第76話 秘めた昇爵と、燻る嫉妬
王城連続強姦魔を捕縛から一夜明けて――。
別件の憂慮すべき事案の質疑応答が取調室で交わされていた。
「そもそもさぁ、ネイト・ファーヴァ書記官くん。
おかしいと思わなかったわけ?」
第3騎士団長トーマス・ケリークロノムの声が響く。
「まあ、なんとなく違和感はありましたね」
ネイトは憮然とした表情で取調室の椅子に座って、悪びれる様子なく答えた。
「そうだよね。
いくら同期ローゼル・イースティリア女官の被害状況確認の事情聴取とはいえ、書記官の君が執り行うのはおかしなことだよね」
トーマスは、ネイトが記載した報告書のサイン欄を指でトントン叩く。
寝不足で少々彼は機嫌が悪いが、その寝不足特有の変なテンションで、声はいつも以上に朗らかだ。
「ですから、さっきも言いましたよね?
私も彼らに言い渡されたとき、違和感を覚えてその理由を尋ねましたって」
ネイトは肩をすくめながら続ける。
「けど、『下級爵位の書記官のくせに口答えするな』と彼らに逆切れされたんですよ。
いくらあっちが新米騎士とはいえ、爵位を持ち出されると私は何も言えませんからね」
フンとネイトは鼻を鳴らした。
「あー、分かった分かった。
で、誰が貴殿にイースティリア女官の取調べを担当しろと言った?
ここにフルネームを書いてくれ」
宥めるように第4騎士団長ノーラン・ターラントが言い、ネイトの前のテーブルに真っ白な紙を差し出した。

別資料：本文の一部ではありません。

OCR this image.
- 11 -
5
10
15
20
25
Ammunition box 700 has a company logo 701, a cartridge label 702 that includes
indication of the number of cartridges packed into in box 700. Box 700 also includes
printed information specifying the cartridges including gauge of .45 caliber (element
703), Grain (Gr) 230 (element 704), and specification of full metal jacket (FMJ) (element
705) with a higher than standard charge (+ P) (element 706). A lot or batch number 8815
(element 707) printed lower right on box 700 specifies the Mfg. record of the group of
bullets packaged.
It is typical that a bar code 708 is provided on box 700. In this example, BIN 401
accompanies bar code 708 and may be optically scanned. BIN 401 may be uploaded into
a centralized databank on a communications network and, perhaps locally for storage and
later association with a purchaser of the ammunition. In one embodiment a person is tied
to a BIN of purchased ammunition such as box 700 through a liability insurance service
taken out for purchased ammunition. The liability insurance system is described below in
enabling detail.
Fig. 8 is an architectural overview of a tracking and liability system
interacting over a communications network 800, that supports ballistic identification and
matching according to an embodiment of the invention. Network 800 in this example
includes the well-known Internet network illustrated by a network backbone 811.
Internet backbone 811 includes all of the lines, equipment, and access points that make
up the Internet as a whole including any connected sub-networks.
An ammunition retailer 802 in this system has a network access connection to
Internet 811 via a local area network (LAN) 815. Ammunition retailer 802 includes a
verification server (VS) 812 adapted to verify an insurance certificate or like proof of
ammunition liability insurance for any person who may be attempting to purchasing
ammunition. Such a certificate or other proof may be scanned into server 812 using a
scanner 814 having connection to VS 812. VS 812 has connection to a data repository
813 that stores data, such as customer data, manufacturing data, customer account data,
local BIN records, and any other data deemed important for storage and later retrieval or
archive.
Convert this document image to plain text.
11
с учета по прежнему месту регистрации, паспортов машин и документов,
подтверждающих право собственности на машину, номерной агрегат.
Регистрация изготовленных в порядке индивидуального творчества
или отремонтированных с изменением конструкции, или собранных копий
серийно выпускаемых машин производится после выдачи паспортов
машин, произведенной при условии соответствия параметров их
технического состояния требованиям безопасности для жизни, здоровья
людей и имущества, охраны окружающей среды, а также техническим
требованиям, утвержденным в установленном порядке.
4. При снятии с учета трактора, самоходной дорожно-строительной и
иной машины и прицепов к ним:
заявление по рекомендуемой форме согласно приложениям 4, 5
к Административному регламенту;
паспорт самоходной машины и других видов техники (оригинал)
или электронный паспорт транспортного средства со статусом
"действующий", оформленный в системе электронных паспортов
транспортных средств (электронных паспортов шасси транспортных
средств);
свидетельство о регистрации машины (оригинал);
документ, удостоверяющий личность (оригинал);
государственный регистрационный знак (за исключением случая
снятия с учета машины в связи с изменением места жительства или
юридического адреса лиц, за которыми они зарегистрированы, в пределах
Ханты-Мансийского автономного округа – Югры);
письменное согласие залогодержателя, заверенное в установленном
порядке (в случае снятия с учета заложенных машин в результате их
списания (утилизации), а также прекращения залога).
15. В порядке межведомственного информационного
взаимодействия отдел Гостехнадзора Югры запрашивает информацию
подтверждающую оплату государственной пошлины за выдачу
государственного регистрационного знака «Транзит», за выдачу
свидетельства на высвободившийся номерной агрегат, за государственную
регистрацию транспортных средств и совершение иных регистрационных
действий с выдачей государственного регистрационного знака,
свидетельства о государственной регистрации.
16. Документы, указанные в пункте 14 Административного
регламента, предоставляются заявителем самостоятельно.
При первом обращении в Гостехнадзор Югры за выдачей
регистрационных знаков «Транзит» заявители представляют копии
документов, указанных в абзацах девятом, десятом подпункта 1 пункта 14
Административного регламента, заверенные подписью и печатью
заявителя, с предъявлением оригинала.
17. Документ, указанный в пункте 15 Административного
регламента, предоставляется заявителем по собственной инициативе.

ネイトは平然とした表情で、騎士三名の名前を羽ペンで書く。
「ちっ、またこいつらかよ……」
トーマスが小さく舌打ちをした。
「処罰もん、決定だな」
ノーランは鼻を膨らませた。
「っていうか、三人とも伯爵位以上の御子息様で、お二人の部下ですよね。
もう少しちゃんとした教育をされた方がいいと思いますよ。
この連中、本当迷惑です。」
ネイトはいけしゃあしゃあと言い放った。
二人はぐっと詰まった。
強面のノーランに、物腰は柔らかいが毒舌のトーマス。
文官から恐れられている二人の団長を目の前にしてもネイトは全然震え上がる様子もない。
もともと彼は物怖じしないタイプだし、数年に渡る書記官業務で団長たちにすっかり慣れっこだ。
しかも彼の場合は剣の腕も立つし、弁も立つ。
その上、有能だ。
騎士たちの間でも可愛がってもらっている書記官の一人だ。
(どちらかといえば、こういう男は書記官ではなく、現場で活躍する魔法騎士団員として迎え入れたい人材なんだけどな)
ルシアンは壁にもたれ腕を組み、冷ややかにネイトを眺めた。
その彼がなぜここで取り調べを受けているのか。
事の始まりは、新米騎士三人の怠慢が公然と顕著になり、規律の乱れが目に見えて深刻化したことだった。
王城に出仕していても訓練をサボり、任務を果たさず、立場の弱い書記官や官僚を恐喝して仕事を押し付ける。
事情聴取の報告書のサインを見れば、怠けているのは明白なのだが、腹立たしいことに、それがまかり通ると思っているようだ。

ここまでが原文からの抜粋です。